Gerspacher Marc, Lewis Christine, Ball Howard A, Howes Colin, Subramanian Natarajan, Ryffel Karin, Fozard John R
Pharma Research, Novartis Pharma AG, CH-4002 Basel, Switzerland.
J Med Chem. 2003 Jul 31;46(16):3508-13. doi: 10.1021/jm030786m.
In a program aimed at the development of neurokinin antagonists, N-[(R,R)-(E)-1-(3,4-dichlorobenzyl)-3-(2-oxoazepan-3-yl)carbamoyl]allyl-N-methyl-3,5-bis(trifluoromethyl)benzamide (1, DNK333) has been discovered as a potent and balanced neurokinin (tachykinin) NK(1)/NK(2) receptor antagonist. Enantiomerically pure (>99.5% ee) 1 can be prepared in 6 + 1 synthetic steps starting from commercially available optically active BOC-d-3,4-dichlorophenylalanine in an overall yield of ca. 25-30%. 1 showed potent affinities to cloned human NK(1) (pK(i) = 8.38) and NK(2) (pK(i) = 8.02) receptors. When 1 was compared to the other possible three diastereoisomers, it could be demonstrated that only the R,R-isomer (1) exhibits potent and balanced affinity for the cloned human NK(1) and NK(2) receptors. 1 exhibited favorable pharmacokinetic properties in guinea pigs following oral administration and demonstrated in vivo activity in pharmacological models of substance P- and neurokinin A (NKA)-induced bronchoconstriction in guinea pigs after intravenous and in squirrel monkeys after oral application.

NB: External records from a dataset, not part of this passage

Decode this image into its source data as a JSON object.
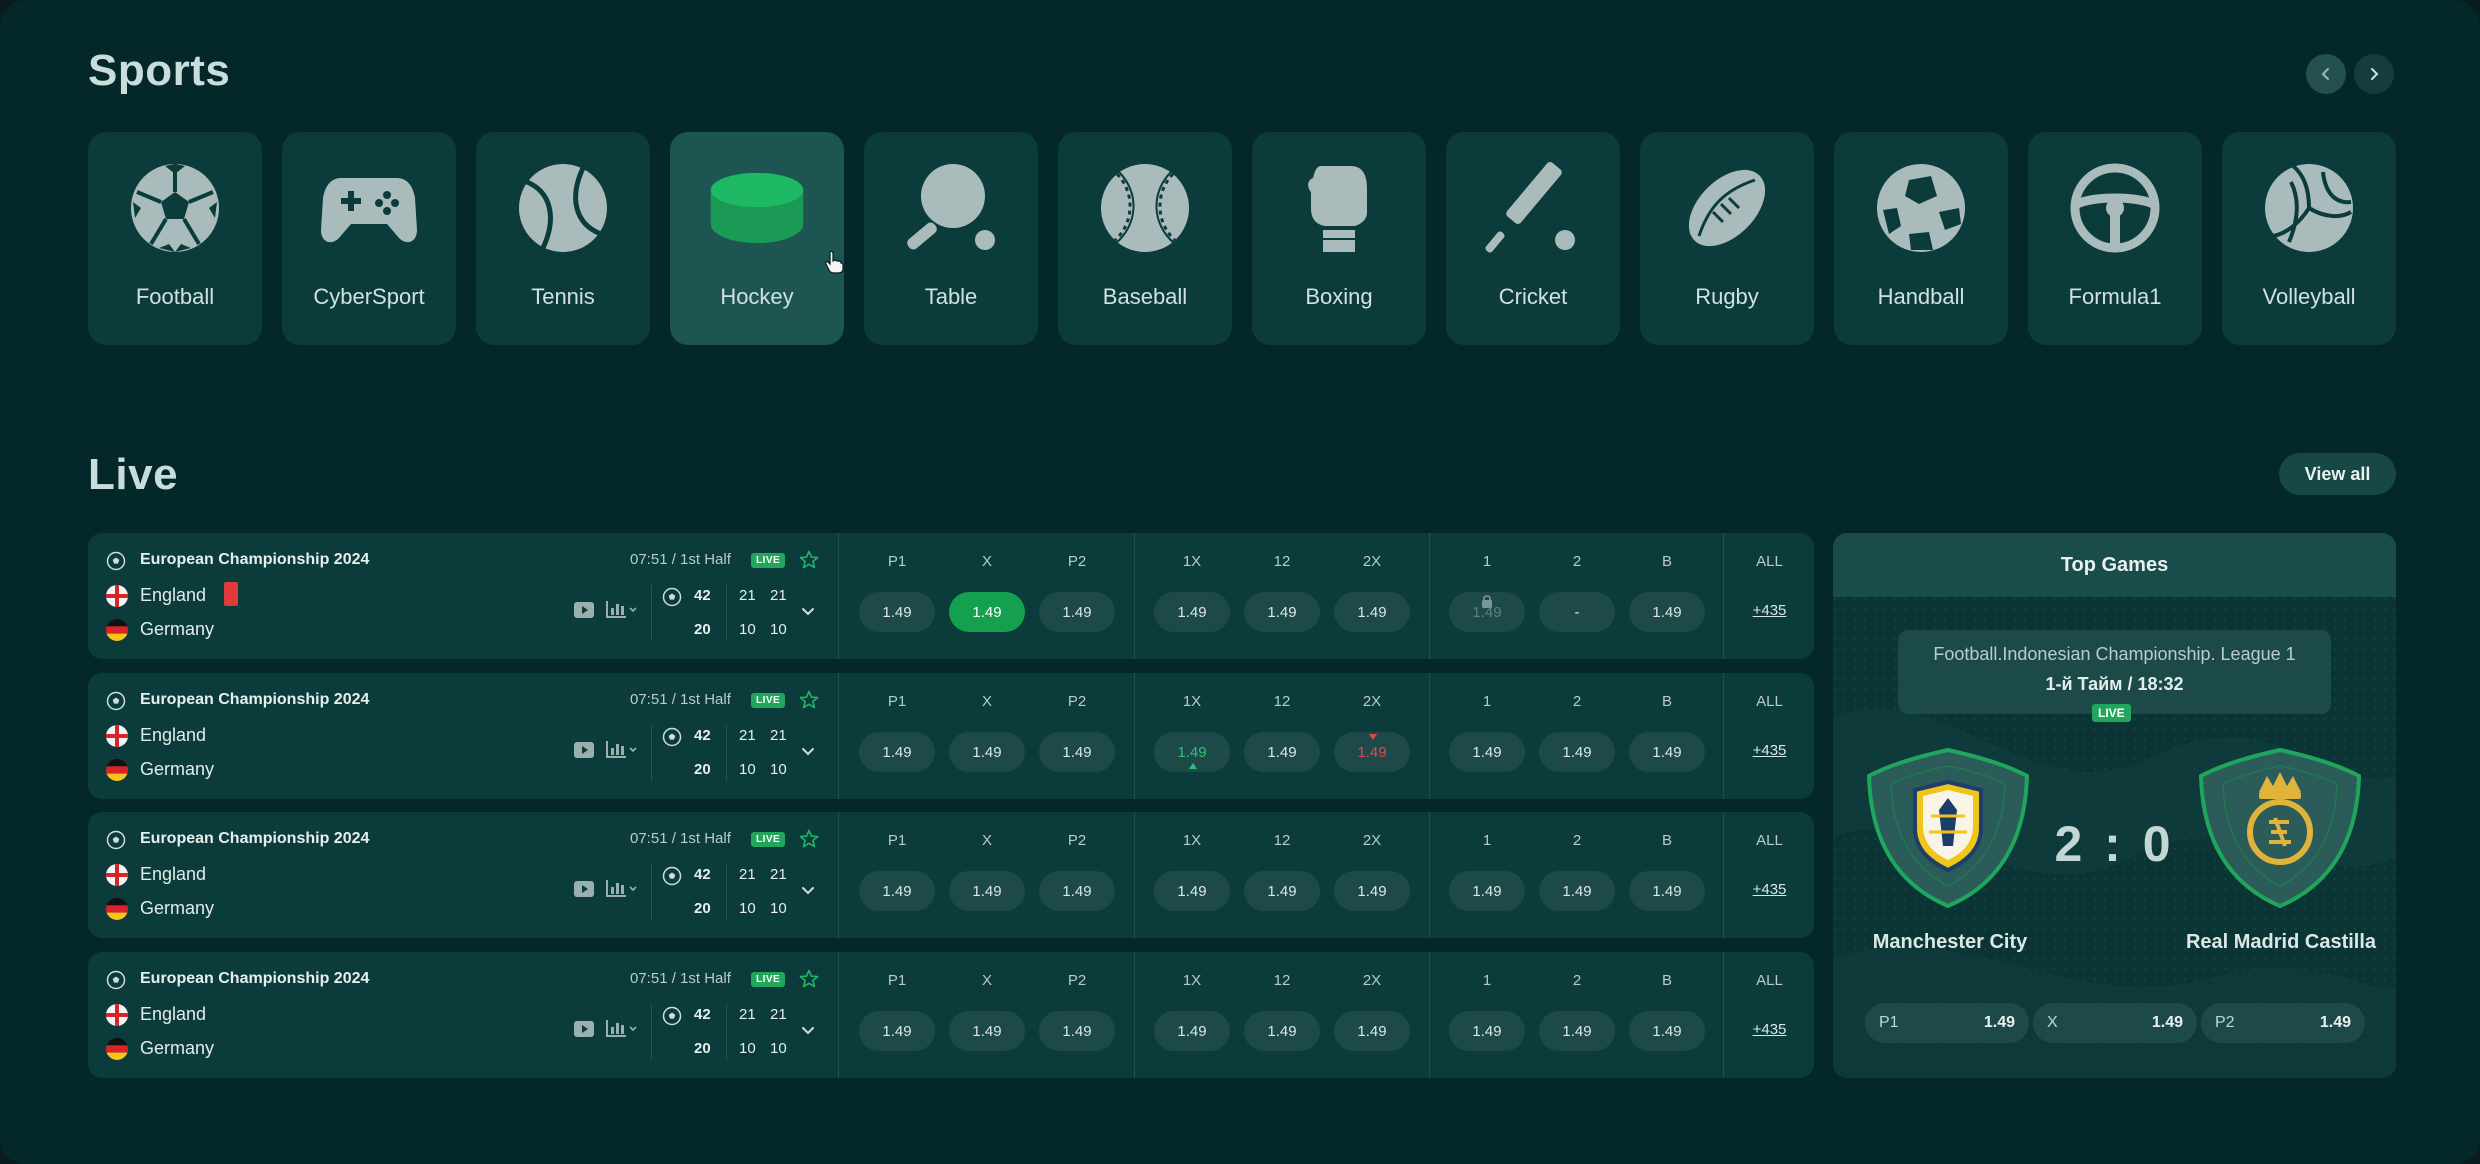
{
  "sports_section": {
    "title": "Sports",
    "nav": {
      "prev_icon": "chevron-left-icon",
      "next_icon": "chevron-right-icon"
    },
    "items": [
      {
        "label": "Football",
        "icon": "football-icon"
      },
      {
        "label": "CyberSport",
        "icon": "gamepad-icon"
      },
      {
        "label": "Tennis",
        "icon": "tennis-ball-icon"
      },
      {
        "label": "Hockey",
        "icon": "hockey-puck-icon",
        "active": true
      },
      {
        "label": "Table",
        "icon": "table-tennis-icon"
      },
      {
        "label": "Baseball",
        "icon": "baseball-icon"
      },
      {
        "label": "Boxing",
        "icon": "boxing-glove-icon"
      },
      {
        "label": "Cricket",
        "icon": "cricket-bat-icon"
      },
      {
        "label": "Rugby",
        "icon": "rugby-ball-icon"
      },
      {
        "label": "Handball",
        "icon": "handball-icon"
      },
      {
        "label": "Formula1",
        "icon": "steering-wheel-icon"
      },
      {
        "label": "Volleyball",
        "icon": "volleyball-icon"
      }
    ]
  },
  "live_section": {
    "title": "Live",
    "view_all": "View all",
    "odds_headers": {
      "group1": [
        "P1",
        "X",
        "P2"
      ],
      "group2": [
        "1X",
        "12",
        "2X"
      ],
      "group3": [
        "1",
        "2",
        "B"
      ],
      "all": "ALL"
    },
    "matches": [
      {
        "competition": "European Championship 2024",
        "time": "07:51 / 1st Half",
        "badge": "LIVE",
        "team1": "England",
        "team2": "Germany",
        "red_card": true,
        "score_main": [
          "42",
          "20"
        ],
        "score_p1": [
          "21",
          "10"
        ],
        "score_p2": [
          "21",
          "10"
        ],
        "odds1": [
          "1.49",
          "1.49",
          "1.49"
        ],
        "odds2": [
          "1.49",
          "1.49",
          "1.49"
        ],
        "odds3": [
          "1.49",
          "-",
          "1.49"
        ],
        "selected": "x",
        "locked": "b1",
        "all": "+435"
      },
      {
        "competition": "European Championship 2024",
        "time": "07:51 / 1st Half",
        "badge": "LIVE",
        "team1": "England",
        "team2": "Germany",
        "score_main": [
          "42",
          "20"
        ],
        "score_p1": [
          "21",
          "10"
        ],
        "score_p2": [
          "21",
          "10"
        ],
        "odds1": [
          "1.49",
          "1.49",
          "1.49"
        ],
        "odds2": [
          "1.49",
          "1.49",
          "1.49"
        ],
        "odds3": [
          "1.49",
          "1.49",
          "1.49"
        ],
        "trend_up": "1X",
        "trend_down": "2X",
        "all": "+435"
      },
      {
        "competition": "European Championship 2024",
        "time": "07:51 / 1st Half",
        "badge": "LIVE",
        "team1": "England",
        "team2": "Germany",
        "score_main": [
          "42",
          "20"
        ],
        "score_p1": [
          "21",
          "10"
        ],
        "score_p2": [
          "21",
          "10"
        ],
        "odds1": [
          "1.49",
          "1.49",
          "1.49"
        ],
        "odds2": [
          "1.49",
          "1.49",
          "1.49"
        ],
        "odds3": [
          "1.49",
          "1.49",
          "1.49"
        ],
        "all": "+435"
      },
      {
        "competition": "European Championship 2024",
        "time": "07:51 / 1st Half",
        "badge": "LIVE",
        "team1": "England",
        "team2": "Germany",
        "score_main": [
          "42",
          "20"
        ],
        "score_p1": [
          "21",
          "10"
        ],
        "score_p2": [
          "21",
          "10"
        ],
        "odds1": [
          "1.49",
          "1.49",
          "1.49"
        ],
        "odds2": [
          "1.49",
          "1.49",
          "1.49"
        ],
        "odds3": [
          "1.49",
          "1.49",
          "1.49"
        ],
        "all": "+435"
      }
    ]
  },
  "top_games": {
    "title": "Top Games",
    "league": "Football.Indonesian Championship. League 1",
    "period": "1-й Тайм / 18:32",
    "badge": "LIVE",
    "score": "2 : 0",
    "home": "Manchester City",
    "away": "Real Madrid Castilla",
    "odds": [
      {
        "label": "P1",
        "value": "1.49"
      },
      {
        "label": "X",
        "value": "1.49"
      },
      {
        "label": "P2",
        "value": "1.49"
      }
    ]
  },
  "colors": {
    "background": "#04272a",
    "card": "#0c3b3c",
    "active_tile": "#1c5552",
    "accent_green": "#1fb865",
    "odd_button": "#1d4a49",
    "trend_down": "#e04848"
  }
}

在一个旨在开发神经激肽拮抗剂的项目中,已发现N-[(R,R)-(E)-1-(3,4-二氯苄基)-3-(2-氧代氮杂环庚烷-3-基)氨基甲酰基]烯丙基-N-甲基-3,5-双(三氟甲基)苯甲酰胺(1,DNK333)是一种强效且平衡的神经激肽(速激肽)NK(1)/NK(2)受体拮抗剂。对映体纯的(>99.5% ee) 1可以从市售的旋光性BOC-d-3,4-二氯苯丙氨酸开始,经过6 + 1步合成制备,总产率约为25-30%。1对克隆的人NK(1)(pK(i)= 8.38)和NK(2)(pK(i)= 8.02)受体表现出强效亲和力。当将1与其他三种可能的非对映异构体进行比较时,可以证明只有R,R-异构体(1)对克隆的人NK(1)和NK(2)受体表现出强效且平衡的亲和力。1在豚鼠口服给药后表现出良好的药代动力学性质,并在豚鼠静脉注射后以及松鼠猴口服给药后,在P物质和神经激肽A(NKA)诱导的豚鼠支气管收缩的药理模型中显示出体内活性。